LA CHRONIQUE
En pointant les pratiques alimentaires communautaristes des musulmans, Gérald Darmanin a déclenché un vif débat.
de François d’Orcival
Gérald Darmanin est ministre de l’Intérieur, mais aussi ministre des Cultes. Ou pas ministre du tout quand il parle de
« marketing ethnique » ; là, c’est à titre personnel qu’il s’exprime. En question : les rayons de cuisine communautaire dans les hypermarchés ; il estime que
« le capitalisme a quelques responsabilités » dans leur multiplication…
Il ne dit pas à quelles cuisines il pense. Mais son auditeur comprend qu’il parle de la cuisine halal, destinée à la clientèle musulmane, qui occupe de plus en plus de rayons dans les hypers. L’institut Nielsen, qui étudie le contenu des linéaires des grandes surfaces, relève des chiffres impressionnants : les produits halal représentaient 80 millions d’euros de chiffre d’affaires il y a dix ans.

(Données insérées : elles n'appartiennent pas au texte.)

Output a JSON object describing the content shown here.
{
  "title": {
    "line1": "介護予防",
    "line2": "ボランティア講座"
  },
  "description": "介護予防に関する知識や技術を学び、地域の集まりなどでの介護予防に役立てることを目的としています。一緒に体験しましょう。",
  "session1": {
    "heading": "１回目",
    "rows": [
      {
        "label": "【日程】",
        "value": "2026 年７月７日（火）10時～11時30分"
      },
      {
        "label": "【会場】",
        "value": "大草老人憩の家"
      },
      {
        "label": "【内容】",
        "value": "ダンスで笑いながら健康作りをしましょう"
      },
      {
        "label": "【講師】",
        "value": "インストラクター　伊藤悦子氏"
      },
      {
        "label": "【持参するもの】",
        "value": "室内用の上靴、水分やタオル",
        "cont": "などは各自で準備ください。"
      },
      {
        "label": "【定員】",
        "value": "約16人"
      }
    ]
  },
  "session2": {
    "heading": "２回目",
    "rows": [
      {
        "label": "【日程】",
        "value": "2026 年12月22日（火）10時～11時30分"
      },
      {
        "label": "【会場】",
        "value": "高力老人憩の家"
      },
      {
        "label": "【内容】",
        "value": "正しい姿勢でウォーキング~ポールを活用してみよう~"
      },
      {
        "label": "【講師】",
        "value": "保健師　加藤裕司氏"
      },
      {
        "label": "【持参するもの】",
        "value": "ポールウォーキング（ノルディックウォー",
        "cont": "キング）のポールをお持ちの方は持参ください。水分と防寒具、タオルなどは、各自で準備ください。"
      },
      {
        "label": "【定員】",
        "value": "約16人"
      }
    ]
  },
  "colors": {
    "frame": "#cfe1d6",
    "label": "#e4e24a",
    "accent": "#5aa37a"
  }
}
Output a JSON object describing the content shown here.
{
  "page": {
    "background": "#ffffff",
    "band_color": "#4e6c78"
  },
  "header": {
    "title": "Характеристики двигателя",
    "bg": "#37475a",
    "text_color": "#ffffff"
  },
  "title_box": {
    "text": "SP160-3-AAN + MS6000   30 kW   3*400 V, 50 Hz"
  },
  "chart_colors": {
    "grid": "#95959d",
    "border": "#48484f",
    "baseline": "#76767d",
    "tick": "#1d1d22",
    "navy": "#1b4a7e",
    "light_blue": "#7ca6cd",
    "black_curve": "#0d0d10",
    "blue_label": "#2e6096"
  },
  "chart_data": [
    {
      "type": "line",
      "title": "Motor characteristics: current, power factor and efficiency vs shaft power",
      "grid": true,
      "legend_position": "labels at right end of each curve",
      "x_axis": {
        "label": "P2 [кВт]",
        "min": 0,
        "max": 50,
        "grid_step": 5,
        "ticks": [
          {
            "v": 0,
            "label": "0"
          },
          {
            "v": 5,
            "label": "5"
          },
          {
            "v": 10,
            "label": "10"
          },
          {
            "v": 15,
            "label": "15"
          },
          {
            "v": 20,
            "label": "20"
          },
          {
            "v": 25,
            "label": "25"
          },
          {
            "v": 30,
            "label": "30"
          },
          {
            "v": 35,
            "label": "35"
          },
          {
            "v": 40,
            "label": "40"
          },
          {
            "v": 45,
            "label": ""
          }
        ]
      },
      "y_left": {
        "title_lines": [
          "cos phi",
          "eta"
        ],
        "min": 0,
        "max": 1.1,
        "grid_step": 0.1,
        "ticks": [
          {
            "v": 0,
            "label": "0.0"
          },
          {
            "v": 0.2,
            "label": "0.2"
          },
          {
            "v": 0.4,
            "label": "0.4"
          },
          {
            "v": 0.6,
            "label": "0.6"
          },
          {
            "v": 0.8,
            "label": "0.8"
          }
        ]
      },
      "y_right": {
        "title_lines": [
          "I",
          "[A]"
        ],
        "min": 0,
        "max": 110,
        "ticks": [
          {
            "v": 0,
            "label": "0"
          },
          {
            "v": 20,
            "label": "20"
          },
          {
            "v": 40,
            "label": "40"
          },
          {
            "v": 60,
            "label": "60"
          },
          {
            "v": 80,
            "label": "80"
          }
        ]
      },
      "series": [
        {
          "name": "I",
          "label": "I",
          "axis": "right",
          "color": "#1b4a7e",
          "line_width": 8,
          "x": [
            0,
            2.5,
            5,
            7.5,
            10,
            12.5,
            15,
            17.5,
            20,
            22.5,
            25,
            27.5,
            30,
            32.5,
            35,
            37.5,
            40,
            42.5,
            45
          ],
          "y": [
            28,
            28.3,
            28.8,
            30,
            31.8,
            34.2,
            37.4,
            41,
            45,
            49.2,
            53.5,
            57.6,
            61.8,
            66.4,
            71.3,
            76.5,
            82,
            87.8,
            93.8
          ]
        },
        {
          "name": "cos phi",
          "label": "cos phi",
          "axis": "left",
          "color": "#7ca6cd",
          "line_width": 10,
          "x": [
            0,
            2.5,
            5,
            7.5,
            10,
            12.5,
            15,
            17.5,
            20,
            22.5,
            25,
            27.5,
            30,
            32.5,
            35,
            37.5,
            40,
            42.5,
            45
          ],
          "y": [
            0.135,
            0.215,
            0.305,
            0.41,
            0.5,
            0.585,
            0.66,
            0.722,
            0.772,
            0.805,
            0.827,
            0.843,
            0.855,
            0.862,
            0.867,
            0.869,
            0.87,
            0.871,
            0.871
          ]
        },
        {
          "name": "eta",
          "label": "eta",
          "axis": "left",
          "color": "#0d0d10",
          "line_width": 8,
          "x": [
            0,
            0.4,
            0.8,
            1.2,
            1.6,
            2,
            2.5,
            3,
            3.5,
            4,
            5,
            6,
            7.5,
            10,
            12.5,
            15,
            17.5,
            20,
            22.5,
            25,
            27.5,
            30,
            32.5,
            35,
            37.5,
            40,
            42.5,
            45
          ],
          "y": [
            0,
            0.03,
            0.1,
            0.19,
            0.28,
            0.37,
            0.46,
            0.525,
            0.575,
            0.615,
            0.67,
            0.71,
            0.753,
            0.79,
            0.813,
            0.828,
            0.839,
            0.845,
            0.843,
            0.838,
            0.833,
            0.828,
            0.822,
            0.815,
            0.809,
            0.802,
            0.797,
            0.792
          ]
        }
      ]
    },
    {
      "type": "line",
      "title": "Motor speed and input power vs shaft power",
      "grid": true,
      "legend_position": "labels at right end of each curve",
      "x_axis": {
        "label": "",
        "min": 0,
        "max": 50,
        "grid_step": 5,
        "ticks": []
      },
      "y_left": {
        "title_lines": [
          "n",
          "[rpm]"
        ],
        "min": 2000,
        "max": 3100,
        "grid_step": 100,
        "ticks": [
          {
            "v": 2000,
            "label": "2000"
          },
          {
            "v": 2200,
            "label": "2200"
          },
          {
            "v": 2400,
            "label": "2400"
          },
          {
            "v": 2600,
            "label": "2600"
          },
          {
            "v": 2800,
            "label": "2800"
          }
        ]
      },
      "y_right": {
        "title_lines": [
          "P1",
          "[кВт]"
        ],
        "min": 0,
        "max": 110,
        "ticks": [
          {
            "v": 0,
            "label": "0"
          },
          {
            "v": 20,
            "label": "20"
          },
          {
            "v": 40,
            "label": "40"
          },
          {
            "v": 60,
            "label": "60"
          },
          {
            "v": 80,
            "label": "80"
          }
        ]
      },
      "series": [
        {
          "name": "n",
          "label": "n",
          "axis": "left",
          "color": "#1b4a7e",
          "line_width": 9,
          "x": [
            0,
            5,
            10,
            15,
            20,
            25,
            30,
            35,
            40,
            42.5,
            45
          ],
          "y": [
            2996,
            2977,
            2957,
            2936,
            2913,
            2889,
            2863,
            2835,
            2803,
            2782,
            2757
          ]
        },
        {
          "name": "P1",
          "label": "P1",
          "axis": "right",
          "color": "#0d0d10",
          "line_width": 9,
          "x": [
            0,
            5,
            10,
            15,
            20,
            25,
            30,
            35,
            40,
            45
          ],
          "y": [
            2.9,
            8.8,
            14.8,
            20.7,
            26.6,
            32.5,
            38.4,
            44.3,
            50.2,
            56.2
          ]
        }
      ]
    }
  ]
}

Depuis, leur valeur a quadruplé ! Ces produits alimentaires valent maintenant, période de confinement du printemps incluse, 320 millions d’euros…
Cette progression spectaculaire a mobilisé les enquêtes d’opinion. Un sondage de l’Ifop, réalisé au début du mois d’août et publié par L’Express au lendemain des déclarations du ministre de l’Intérieur, indique que 67 % des musulmans achètent
« systématiquement » de la viande halal, et 60 % « des produits halal plutôt que d’autres ». Alors qu’ils n’étaient que 49 % il y a dix ans.
À la fin du mois de juillet, les fêtes de l’Aïd el-Kebir se traduisaient par l’abattage de plus de 100 000 moutons dans 180 abattoirs spécialisés, auxquels s’ajoutaient des chèvres et des veaux. Abattage rituel agréé par une décision du Conseil d’État de 2013, jugeant que « la possibilité de déroger à l’obligation d’étourdissement préalable pour la pratique de l’abattage rituel ne porte pas atteinte au principe de laïcité ». Un abattage spécifique qui se serait développé au point de représenter quasiment la moitié de l’abattage en France, même si le produit destiné à la consommation n’est pas toujours étiqueté musulman à la sortie… Mais le halal est-il, en soi, le vrai problème ? Les propos de Darmanin ont fait sursauter le rabbin Mikaël Journo, aumônier général israélite des hôpitaux de France, qui écrit
« respectueusement », dans une lettre au ministre : « Ce n’est pas en mangeant casher ou halal que l’on devient terroriste mais c’est en s’opposant à la laïcité et à la République. » Les rayons des supermarchés ne figurent pas dans la future loi « contre le séparatisme », a souligné Gabriel Attal, porte-parole du gouvernement : « À ce stade, ce n’est pas prévu. Même si des questions méritent d’être posées ».